A program on Thursday, Oct. 15, examined how Israel and the state of Georgia have coped with prolonged water shortages.

The event, “Water: The New Oil…Crisis from Georgia to Israel”, was sponsored by the Jewish National Fund and the Ketura Group of Greater Atlanta Hadassah.

Sam Olens, chairman of the Cobb County commission and the Atlanta Regional Commission, spoke as did Col. Sharon Davidovich, who spent 23 years in the Israel Defense Forces and is now focusing on water issues in Israel.

Mort Mower, inventor of the Implantable Cardioverter Defibrillator, and chair of the Jewish National Fund’s Parsons Water Fund, which is trying to raise $100 million to find new water sources in Israel, also spoke.

Israel is currently facing its worst water shortage in decades, according to the JNF. Water levels in the Sea of Galilee, the country’s main source for fresh water, are so low that there is danger of saltwater encroachment, which would kill plants and wildlife in the sea, according to Israeli press reports.

Israel’s government is building new desalination plants which will meet the country’s demand for fresh water by 2020, Dr.
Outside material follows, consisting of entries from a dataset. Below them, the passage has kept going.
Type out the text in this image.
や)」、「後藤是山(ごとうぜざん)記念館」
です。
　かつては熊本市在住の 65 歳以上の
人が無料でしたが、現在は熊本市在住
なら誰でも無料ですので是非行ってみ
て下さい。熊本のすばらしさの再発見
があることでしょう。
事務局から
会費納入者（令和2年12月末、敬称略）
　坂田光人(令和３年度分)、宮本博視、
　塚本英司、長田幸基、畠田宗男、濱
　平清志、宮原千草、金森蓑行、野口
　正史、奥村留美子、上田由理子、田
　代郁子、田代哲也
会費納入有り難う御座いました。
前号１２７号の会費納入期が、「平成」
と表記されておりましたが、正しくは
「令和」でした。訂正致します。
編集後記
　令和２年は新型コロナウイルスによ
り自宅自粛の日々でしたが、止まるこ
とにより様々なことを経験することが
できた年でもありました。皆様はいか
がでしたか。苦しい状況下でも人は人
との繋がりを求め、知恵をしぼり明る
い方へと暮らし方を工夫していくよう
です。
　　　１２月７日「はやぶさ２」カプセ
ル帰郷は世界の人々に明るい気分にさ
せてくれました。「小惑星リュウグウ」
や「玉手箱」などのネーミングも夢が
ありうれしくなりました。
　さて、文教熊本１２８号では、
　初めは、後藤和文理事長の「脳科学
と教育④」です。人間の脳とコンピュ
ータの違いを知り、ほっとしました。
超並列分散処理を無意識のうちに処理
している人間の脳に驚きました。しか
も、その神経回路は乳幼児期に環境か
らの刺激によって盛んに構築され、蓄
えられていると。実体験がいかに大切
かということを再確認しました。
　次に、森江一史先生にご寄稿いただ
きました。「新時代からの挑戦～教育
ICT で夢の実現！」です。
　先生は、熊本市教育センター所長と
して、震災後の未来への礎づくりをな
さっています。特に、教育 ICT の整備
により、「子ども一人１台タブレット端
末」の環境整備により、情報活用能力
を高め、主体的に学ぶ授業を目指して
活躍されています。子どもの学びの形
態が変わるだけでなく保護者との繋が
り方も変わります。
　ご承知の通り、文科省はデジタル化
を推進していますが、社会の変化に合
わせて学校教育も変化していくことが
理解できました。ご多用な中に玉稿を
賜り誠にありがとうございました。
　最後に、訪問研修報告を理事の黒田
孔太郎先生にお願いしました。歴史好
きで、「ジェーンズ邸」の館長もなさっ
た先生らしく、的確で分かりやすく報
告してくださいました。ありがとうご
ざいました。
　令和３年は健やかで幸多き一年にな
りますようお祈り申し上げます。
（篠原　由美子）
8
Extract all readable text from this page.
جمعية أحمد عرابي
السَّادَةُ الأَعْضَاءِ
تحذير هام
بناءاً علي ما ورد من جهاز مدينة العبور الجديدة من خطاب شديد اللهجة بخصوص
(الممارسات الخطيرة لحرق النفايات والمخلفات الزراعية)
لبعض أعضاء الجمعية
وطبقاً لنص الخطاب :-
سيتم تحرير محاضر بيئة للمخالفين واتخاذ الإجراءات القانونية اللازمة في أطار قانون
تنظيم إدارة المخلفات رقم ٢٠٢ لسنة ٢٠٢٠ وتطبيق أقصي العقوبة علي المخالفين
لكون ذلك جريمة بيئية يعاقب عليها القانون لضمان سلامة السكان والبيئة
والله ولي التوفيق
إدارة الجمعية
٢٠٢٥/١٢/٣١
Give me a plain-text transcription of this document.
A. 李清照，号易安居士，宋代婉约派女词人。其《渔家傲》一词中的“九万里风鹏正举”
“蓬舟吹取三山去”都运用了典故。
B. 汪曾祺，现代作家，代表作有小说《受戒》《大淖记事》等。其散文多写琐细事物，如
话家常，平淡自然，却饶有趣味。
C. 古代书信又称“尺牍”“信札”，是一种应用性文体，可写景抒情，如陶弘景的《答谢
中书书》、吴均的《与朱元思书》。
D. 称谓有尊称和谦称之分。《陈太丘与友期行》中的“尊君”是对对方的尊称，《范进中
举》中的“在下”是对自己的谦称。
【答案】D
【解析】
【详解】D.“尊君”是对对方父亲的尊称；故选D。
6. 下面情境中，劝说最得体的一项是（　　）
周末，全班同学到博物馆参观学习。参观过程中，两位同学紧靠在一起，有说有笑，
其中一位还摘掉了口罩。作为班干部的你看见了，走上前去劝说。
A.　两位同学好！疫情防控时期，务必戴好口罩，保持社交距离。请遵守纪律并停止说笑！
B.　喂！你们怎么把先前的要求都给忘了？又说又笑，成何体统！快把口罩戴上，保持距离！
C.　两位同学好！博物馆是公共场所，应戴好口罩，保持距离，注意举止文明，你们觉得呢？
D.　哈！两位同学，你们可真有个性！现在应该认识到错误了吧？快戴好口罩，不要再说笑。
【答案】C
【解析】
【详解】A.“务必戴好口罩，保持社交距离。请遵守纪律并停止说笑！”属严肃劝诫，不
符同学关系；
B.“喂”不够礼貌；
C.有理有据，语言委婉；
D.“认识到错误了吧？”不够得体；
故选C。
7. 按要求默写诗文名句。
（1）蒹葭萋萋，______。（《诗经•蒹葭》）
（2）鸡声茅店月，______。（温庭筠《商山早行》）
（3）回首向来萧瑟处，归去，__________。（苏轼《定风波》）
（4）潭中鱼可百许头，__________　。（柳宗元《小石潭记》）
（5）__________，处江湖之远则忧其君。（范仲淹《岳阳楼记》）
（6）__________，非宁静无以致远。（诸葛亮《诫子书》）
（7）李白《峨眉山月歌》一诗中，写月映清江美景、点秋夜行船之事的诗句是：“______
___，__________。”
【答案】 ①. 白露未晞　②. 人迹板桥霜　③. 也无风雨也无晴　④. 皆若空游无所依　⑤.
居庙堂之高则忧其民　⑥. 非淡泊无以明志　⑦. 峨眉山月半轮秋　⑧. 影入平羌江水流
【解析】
Mower told GlobalAtlanta in an e-mail interview.

While those plants are under construction, one new water source is Turkey, Dr. Mower said. “With the presence in the used ship market of old single-hulled tankers, no longer useful in carrying oil, it is now feasible to ship fresh water from Turkey at a price equal to desalinated water in enough amounts and for as long as needed to get over the crisis,” said Dr. Mower.

Despite recent rains that have replenished lakes and streams, Georgia is still engaged in a court fight with Florida and Alabama over Atlanta’s main water supply, Lake Lanier.

A federal judge, Paul Magnuson, ruled July 17 that Lake Lanier’s major purpose as originally authorized by Congress was navigation, hydro power and flood control, not drinking water for metro Atlanta. Unless Congress acts within three years, metro Atlanta must drastically reduce the amount of water it takes out of Lanier, the judge ruled. Georgia is appealing the ruling while also seeking Congressional action. “Both Georgia and Israel are facing similar scenarios,” JNF Southeast regional director Lauren Mescon said in a news release.